According to the Consumer Price Index, today’s prices are 1.36 times higher than in 2010. If your pay is not roughly one-third more than it was 10 years ago, you are not keeping up with inflation.

For example, if you earned $60k a year in 2010, your pay, if it kept up with inflation, should now be $81,600. Find free salary surveys online to ensure your compensation is competitive and learn to negotiate your pay. If you are self-employed, most industry associations have surveys that list pricing and profitability ratios so you can see how you are charging against your competition. Make sure you increase your prices regularly to keep up.

Many business owners fail to fund a retirement account because they have been misled to believe they will retire on the proceeds from the sale of the business. This is, unfortunately, often not the case.

If you plan on selling your business when you retire, learn rule-of-thumb pricing and start planning to maximize your company’s selling price.

Here is an example. The rule of thumb for accounting firms is a sale price of 1-1.2 times gross revenues. If you gross $250,000 a year, that equates to a sale price of $250,000-300,000 before commissions and other selling costs. This would probably not be enough to retire, making 30+ years of owning a business seem not worth it.

The right way to cut spending

Popular financial planning “gurus” on radio and TV are quick to blame careless spending as the sole reason you do not have enough in retirement savings.

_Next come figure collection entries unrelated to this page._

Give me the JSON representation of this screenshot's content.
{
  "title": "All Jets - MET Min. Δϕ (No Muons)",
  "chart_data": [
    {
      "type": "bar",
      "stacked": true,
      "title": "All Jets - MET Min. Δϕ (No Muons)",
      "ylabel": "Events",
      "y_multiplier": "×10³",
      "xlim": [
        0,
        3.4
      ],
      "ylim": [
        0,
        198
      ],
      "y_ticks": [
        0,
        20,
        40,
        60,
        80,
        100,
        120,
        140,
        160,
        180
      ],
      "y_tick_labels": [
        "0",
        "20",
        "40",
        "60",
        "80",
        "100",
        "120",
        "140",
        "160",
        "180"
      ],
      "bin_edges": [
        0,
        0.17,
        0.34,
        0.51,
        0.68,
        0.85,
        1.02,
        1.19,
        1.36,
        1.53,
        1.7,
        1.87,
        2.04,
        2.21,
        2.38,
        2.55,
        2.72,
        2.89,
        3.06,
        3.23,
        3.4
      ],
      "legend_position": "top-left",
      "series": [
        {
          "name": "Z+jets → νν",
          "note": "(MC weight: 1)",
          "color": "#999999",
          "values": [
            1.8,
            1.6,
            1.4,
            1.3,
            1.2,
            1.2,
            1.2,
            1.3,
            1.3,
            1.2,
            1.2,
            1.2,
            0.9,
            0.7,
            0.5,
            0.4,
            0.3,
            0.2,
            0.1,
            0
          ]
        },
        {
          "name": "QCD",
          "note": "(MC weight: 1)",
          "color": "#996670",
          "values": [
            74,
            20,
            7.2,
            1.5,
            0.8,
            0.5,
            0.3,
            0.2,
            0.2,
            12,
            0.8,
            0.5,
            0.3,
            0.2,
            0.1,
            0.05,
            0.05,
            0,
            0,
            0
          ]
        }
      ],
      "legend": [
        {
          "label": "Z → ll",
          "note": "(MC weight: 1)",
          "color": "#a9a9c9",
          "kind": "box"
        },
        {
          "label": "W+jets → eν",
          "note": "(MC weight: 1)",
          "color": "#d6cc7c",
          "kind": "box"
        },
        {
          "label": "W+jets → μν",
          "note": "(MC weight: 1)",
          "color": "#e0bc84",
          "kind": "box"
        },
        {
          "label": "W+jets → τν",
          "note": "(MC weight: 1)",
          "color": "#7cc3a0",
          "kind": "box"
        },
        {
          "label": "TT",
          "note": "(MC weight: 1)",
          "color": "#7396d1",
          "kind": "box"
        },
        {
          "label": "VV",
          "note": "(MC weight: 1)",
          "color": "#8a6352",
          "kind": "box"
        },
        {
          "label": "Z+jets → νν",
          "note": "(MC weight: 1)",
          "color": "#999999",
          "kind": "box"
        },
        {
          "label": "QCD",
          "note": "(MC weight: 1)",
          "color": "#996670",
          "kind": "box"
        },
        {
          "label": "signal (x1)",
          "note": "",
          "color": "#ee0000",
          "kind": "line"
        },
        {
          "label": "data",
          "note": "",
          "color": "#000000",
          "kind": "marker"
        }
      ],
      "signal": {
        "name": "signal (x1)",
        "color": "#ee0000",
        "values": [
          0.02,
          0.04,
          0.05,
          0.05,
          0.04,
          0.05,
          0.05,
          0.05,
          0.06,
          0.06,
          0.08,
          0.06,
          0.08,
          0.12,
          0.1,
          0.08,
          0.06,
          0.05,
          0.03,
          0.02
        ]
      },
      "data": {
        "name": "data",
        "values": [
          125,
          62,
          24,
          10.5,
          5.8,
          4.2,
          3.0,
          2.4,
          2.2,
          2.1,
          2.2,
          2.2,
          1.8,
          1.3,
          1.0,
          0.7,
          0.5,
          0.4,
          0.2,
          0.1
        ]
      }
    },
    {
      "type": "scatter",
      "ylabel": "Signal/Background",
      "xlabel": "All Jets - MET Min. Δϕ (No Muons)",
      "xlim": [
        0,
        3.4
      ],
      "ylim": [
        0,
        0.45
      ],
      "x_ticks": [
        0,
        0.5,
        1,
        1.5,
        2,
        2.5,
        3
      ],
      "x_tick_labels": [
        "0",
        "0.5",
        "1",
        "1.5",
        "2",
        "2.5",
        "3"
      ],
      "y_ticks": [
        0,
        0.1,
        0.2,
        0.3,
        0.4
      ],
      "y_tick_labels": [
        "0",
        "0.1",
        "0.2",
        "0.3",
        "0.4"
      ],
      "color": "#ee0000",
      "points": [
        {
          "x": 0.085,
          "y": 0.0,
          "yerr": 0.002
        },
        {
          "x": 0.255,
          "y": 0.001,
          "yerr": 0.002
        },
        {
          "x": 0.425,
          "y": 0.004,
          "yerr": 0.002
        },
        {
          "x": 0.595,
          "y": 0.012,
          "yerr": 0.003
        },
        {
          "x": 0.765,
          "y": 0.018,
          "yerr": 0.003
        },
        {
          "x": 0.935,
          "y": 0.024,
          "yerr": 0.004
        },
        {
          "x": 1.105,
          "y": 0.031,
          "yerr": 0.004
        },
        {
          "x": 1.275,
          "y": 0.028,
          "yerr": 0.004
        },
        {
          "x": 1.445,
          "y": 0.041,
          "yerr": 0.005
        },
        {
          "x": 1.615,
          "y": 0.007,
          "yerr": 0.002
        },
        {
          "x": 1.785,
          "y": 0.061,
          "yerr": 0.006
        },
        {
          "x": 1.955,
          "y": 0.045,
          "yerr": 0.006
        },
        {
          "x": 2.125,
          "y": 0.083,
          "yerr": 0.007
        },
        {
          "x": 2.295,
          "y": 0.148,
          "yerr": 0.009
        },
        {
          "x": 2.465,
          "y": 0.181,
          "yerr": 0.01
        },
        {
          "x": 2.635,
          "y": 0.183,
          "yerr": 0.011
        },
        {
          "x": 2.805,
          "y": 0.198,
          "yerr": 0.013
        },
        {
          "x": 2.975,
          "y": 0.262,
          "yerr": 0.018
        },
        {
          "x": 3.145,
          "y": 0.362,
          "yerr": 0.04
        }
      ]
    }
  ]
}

One of their most popular targets is your daily trip to the barista. This advice bothered me, so I did the math. By giving up the $5-a-day latte habit, you can save about $27k in 10 years, which is not tiny, but how about alternate ways to save without giving up on small pleasures?

If you list your monthly fixed expenses, largest to smallest, and then attack each item, you can save much more every month. For most of us, the categories are housing, taxes, interest, insurance, utilities and transportation.

If you plan to retire in 5-15 years, you must question whether you can pay less than you are now for the more significant expenses. Again, the tactic is to research, call, negotiate and switch companies if necessary. The benefits are worth it.

Let’s say you can put aside $10,000 a year with an increase in annual income or by (painlessly) decreasing the above costs. You would have almost $150,000 in retirement savings in 10 years. That is more than five times the amount of giving up the coffee habit, and you don’t have to be miserable.

Embrace being a senior

You do not have to wait until you are 65 to take senior discounts, cut down on how much you work or downsize your living arrangements. Start now for a smoother transition and a happier, simpler life.

One myth I often hear from my clients is that their living expenses will dramatically decrease when they retire. It is just not true. Your costs will not go down unless you cut them.

An AARP membership does not have an age requirement, and many discount programs start as early as 50. My husband and I saved $360 a year on our cell phones and $380 a year on our car insurance. If you are not taking advantage of the savings, you are leaving money on the table that could grow in a tax-free account.

Housing prices are up, so now would be an excellent time to consider downsizing and banking the profits. A smaller home not only equates to a smaller mortgage, but maintenance and utilities also will be lower. Most senior housing communities allow buyers and residents who are 55 or older, regardless of employment status. Even if you are not yet 55, start investigating options early.

Plan to keep working

It’s outdated to think there is a particular time you should retire. My uncle, who is 74, was recently offered employment by the company he retired from more than 10 years ago. With each call from his previous employer, the pay and flexibility they offered increased.

I know several professionals and tradespeople still working in their 70s and 80s but part-time and in consultancy and teaching roles. Some of them transitioned to a more leisurely schedule in their 50s.

Your knowledge, experience and reliability are all valuable and would be wasted if you quit before it was your time. You can also continue to pay into your Social Security (until age 70) and add to your retirement account. The additional savings can be used later when you can no longer work.

You do not have to follow outdated advice that does not apply to your life. You have more control than you think about how much your time is worth. You decide how to spend your hard-earned money. How and when you retire is up to you.